Trending lower prices can present an opportunity for buyers who have been house hunting for some time, especially as the winter season begins. Competition tends to decrease during the winter months, in part because homebuyers with children are in the middle of school year and are hesitant to move, Lautz explained.

We expect interest rates to be in the 6% range by 2025.

Jessica Lautz

Jessica Lautz, deputy chief economist and vice president of research at the National Association of Realtors

Current homeowners can also benefit from cheaper rates.

For example, if you bought your home this time last year when mortgage rates peaked at around 8%, you could benefit from a mortgage refinance, Lautz said.

It “makes sense” to consider refinancing if interest rates have fallen one to two points since you took out the loan, Jeff Ostrowski, real estate expert at Bankrate.com, told CNBC after the Fed's first rate cut this fall.

Remember that a loan refinance is not free; There may be associated costs such as closing costs, an appraisal and title insurance.
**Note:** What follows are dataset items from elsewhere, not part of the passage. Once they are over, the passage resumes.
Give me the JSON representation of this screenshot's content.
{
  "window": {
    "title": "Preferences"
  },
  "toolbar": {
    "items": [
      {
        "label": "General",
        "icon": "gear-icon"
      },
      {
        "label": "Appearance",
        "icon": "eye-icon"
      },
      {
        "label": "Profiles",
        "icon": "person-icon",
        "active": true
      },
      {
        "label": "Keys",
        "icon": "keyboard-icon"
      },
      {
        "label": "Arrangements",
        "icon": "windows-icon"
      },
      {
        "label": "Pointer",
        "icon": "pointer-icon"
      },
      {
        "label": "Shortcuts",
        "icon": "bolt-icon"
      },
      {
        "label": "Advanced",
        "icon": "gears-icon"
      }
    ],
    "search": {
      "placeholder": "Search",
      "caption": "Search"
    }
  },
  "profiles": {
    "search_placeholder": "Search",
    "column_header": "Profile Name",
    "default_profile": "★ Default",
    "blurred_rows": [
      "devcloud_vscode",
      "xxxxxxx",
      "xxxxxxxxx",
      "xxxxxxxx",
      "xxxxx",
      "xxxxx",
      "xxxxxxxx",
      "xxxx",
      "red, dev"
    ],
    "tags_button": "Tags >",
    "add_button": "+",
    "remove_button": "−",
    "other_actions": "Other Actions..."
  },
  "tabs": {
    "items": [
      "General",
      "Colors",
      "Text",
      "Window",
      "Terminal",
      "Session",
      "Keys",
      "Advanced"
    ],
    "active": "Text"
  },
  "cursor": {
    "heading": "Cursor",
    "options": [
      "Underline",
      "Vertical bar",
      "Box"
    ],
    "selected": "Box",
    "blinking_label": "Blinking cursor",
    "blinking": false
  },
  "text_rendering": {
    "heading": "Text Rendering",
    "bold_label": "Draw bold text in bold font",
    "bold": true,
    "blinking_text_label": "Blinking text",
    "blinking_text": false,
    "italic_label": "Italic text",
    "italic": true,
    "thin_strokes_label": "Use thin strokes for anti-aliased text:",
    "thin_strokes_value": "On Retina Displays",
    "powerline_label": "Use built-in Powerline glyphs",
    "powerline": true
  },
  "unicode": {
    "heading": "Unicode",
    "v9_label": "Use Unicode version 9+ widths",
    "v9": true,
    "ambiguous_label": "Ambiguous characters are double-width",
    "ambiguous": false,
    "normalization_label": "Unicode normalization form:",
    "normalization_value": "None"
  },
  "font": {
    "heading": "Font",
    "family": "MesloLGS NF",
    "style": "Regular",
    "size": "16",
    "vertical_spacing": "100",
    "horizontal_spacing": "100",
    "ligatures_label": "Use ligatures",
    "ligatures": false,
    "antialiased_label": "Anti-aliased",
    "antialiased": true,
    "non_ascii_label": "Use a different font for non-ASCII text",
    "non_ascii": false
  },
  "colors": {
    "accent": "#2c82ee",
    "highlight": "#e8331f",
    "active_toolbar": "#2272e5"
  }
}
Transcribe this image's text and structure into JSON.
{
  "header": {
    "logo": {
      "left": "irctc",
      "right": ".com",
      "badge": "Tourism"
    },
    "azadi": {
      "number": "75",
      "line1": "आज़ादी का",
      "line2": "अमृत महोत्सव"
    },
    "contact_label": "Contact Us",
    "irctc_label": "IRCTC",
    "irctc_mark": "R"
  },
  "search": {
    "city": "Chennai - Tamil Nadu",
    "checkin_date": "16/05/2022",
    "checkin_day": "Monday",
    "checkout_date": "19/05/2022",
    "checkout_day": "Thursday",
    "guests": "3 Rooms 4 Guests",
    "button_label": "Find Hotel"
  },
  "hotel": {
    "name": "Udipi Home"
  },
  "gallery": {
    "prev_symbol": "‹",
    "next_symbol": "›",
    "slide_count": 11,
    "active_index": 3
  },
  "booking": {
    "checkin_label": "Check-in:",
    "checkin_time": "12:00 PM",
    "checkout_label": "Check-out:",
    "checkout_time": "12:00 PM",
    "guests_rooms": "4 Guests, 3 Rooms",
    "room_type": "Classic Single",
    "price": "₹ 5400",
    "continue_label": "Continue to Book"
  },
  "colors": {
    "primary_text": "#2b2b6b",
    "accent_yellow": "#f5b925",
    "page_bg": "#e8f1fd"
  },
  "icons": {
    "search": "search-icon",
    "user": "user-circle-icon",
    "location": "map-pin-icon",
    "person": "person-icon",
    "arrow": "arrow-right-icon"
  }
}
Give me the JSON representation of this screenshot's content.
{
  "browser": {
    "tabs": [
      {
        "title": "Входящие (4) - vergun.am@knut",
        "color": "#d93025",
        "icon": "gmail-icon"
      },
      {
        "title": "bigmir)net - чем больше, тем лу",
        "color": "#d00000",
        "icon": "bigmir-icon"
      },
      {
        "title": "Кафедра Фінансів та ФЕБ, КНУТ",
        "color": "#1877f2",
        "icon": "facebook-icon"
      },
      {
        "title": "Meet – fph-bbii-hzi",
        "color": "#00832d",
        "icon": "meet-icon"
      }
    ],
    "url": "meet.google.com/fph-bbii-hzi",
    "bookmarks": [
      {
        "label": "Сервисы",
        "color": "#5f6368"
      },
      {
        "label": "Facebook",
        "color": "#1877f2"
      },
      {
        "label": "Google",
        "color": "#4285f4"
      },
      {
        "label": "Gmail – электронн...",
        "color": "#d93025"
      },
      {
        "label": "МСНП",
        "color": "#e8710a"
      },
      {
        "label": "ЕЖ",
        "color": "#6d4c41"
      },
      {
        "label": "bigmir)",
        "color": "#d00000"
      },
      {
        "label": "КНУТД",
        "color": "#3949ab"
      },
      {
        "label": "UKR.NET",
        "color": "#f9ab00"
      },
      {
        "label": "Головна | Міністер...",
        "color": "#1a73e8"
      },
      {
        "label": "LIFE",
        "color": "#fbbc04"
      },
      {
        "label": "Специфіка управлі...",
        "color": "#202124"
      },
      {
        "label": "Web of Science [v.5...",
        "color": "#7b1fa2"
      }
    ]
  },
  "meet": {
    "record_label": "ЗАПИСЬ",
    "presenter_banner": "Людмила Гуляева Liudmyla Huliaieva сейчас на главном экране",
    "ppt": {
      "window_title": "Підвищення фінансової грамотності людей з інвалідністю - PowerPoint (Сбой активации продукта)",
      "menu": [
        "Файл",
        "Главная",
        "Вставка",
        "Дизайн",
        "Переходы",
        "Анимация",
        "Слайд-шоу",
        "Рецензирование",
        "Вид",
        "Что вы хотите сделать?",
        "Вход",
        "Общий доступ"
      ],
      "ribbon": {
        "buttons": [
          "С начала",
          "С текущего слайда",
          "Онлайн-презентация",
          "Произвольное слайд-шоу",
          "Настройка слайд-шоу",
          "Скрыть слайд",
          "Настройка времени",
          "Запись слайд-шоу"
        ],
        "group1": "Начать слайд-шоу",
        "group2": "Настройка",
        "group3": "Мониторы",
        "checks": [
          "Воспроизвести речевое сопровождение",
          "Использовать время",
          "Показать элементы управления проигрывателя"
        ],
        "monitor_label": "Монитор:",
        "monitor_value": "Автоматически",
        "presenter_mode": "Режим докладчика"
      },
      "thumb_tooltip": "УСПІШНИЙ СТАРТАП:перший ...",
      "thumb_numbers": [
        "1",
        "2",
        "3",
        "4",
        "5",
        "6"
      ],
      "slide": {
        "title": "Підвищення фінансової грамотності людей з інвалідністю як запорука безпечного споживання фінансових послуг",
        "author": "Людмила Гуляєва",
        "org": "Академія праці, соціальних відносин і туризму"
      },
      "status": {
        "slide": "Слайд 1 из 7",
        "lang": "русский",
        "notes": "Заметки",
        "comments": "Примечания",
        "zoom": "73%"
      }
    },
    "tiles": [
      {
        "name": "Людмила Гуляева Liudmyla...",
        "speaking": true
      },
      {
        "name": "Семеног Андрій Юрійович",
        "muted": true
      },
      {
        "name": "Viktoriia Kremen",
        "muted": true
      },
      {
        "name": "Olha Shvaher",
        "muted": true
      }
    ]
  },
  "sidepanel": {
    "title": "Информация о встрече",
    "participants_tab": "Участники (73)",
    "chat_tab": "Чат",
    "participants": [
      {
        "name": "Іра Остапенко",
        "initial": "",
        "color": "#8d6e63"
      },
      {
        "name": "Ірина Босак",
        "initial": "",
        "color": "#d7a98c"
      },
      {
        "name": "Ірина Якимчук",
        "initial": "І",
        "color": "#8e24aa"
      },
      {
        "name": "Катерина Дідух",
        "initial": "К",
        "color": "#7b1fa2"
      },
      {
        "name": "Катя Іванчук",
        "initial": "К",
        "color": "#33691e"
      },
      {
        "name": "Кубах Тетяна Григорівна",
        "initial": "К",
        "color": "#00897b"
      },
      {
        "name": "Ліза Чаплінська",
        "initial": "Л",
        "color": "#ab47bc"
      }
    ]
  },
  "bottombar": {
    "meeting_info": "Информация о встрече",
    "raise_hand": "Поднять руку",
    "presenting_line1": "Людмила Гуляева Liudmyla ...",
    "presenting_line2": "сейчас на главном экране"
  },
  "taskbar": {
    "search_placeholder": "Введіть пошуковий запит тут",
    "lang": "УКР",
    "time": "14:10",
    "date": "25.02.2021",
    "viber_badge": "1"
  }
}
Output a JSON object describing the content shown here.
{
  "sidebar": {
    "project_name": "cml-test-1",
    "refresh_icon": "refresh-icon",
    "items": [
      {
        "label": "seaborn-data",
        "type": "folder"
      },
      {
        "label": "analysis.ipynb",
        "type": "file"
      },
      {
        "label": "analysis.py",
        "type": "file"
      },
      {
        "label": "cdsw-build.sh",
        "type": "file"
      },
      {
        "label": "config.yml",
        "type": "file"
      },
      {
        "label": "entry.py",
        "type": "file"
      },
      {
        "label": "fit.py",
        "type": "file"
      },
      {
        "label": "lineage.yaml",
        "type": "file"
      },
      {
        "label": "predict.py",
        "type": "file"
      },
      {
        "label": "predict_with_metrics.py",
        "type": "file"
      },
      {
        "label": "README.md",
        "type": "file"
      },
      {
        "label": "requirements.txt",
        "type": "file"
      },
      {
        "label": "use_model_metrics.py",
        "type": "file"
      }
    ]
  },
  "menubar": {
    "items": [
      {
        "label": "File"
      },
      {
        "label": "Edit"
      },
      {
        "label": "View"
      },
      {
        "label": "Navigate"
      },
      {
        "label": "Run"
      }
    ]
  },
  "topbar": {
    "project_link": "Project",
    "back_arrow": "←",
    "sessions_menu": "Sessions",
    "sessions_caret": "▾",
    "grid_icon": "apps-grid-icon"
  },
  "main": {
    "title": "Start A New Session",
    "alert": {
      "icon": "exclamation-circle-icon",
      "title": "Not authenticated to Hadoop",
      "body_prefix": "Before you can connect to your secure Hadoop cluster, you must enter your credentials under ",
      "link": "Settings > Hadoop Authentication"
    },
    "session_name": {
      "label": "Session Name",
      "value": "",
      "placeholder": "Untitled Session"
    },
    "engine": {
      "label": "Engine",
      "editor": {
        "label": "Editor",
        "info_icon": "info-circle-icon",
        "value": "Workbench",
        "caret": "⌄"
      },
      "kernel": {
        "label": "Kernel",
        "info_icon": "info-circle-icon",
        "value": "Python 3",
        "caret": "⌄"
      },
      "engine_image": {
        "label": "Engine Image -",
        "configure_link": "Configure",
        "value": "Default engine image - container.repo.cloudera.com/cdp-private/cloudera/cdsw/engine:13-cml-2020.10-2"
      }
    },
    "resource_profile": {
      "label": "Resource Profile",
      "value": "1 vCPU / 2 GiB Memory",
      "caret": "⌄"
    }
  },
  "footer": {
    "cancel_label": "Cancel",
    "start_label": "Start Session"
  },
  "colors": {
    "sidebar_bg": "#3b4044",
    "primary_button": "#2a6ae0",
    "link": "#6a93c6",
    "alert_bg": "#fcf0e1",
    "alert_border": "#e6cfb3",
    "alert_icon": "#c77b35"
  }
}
While the overall cost depends on your region, refinancing will cost between 2% and 6% of the loan amount, Jacob Channel, an economist at LendingTree, said at the time.

If you're considering refinancing or not, look at interest rates, contact lenders and see if refinancing makes sense for you, experts say.

Homeowners have generated record home equity. According to CoreLogic, U.S. homeowners with mortgages have over $17.6 trillion in net equity as of the second quarter of 2024. Home equity increased by $1.3 trillion in the second quarter of this year, a year-over-year growth of 8.0%.

If you want to sell your current property, you may be able to counteract the slightly higher borrowing costs of your next property by making a larger down payment, says Lautz.